The withholding of U.S. arms and ordnance has been a
hardship. Ukrainian forces are rationing defensive weapons such as Patriot air-defense
interceptors; Russian drone and missile volleys have overwhelmed Kyiv and other
cities, where civilians are increasingly under threat. A lack of ammunition forced Ukrainian forces to stage tactical retreats from the front lines. It is a testament
both to Ukraine’s domestic arms industry “scale-up” and the noble but insufficient efforts of Kyiv’s European allies to
fill the gaps left by America’s retreat that Ukraine hasn’t been forced to give
up even more ground.
It does now seem like the president is slowly backing
away from his efforts to coax and flatter Putin into giving up on his
territorial ambitions in Europe. Earlier this month, the Trump White House lifted a hold on
the sale of weapons to Ukraine. This week, the U.S. and its European partners
lifted the “range restrictions” on Western-provided missiles fired on
Russian targets inside the Federation. If the president moves forward with new
sanctions on Russia, we may soon recapitulate something resembling a coherent
policy of opposition to Moscow’s expansionist war.

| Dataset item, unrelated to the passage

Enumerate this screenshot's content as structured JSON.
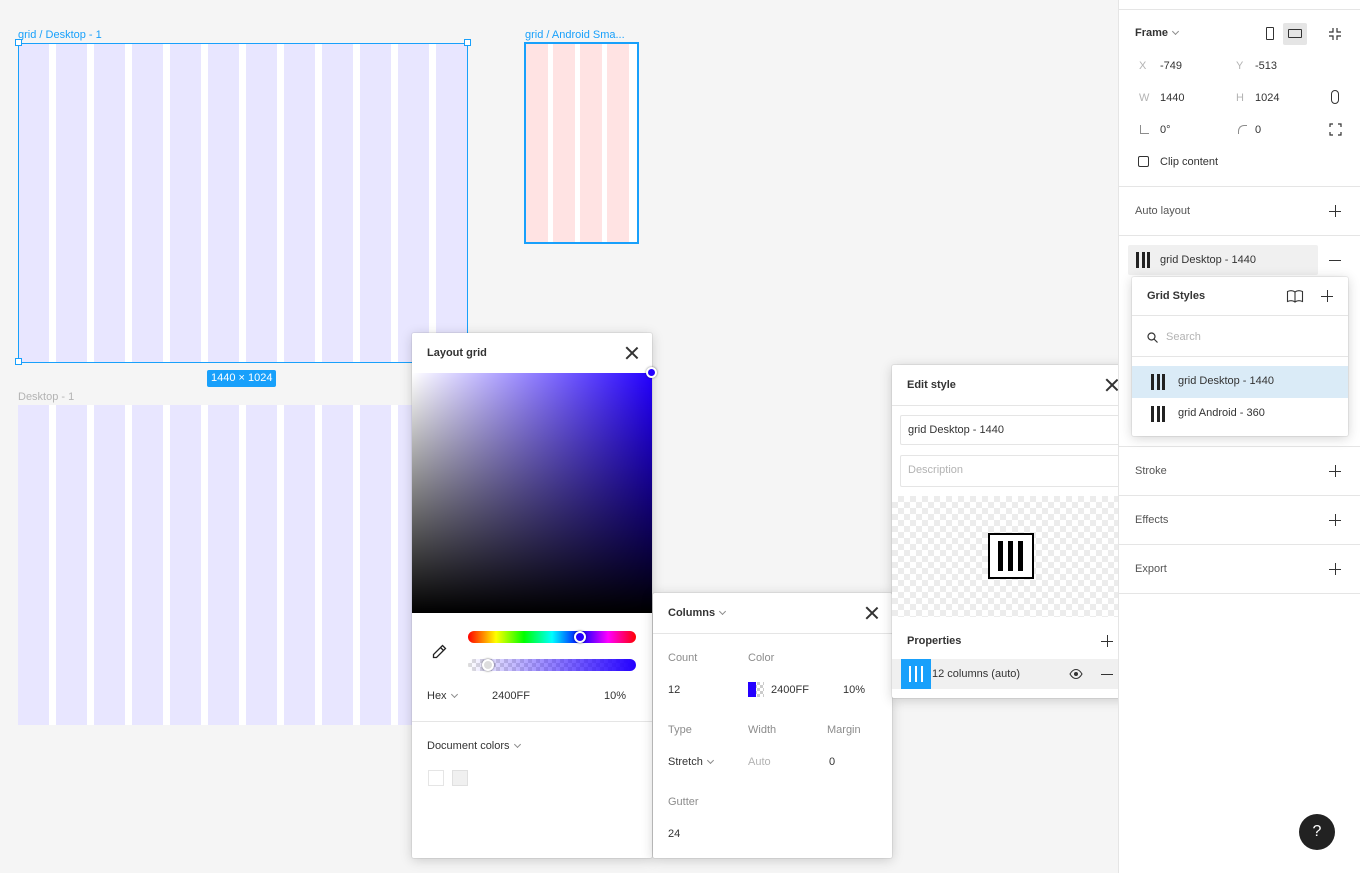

And yet the losses America’s partners in Europe sustained
as a result of this ill-conceived diplomatic offensive are real. They detract
from the leverage Ukraine and its allies might have brought to the negotiating
table. If Trump’s goal was to force Ukraine into a disadvantageous cease-fire,
that strategy has been a failure. If his objective was to appease Moscow into
submission, that failed, too. The strategy Trump and his brain trust pursued in
the first few months of the president’s second term has come up short. Trump
needs either a new strategy or a new brain trust. Perhaps both.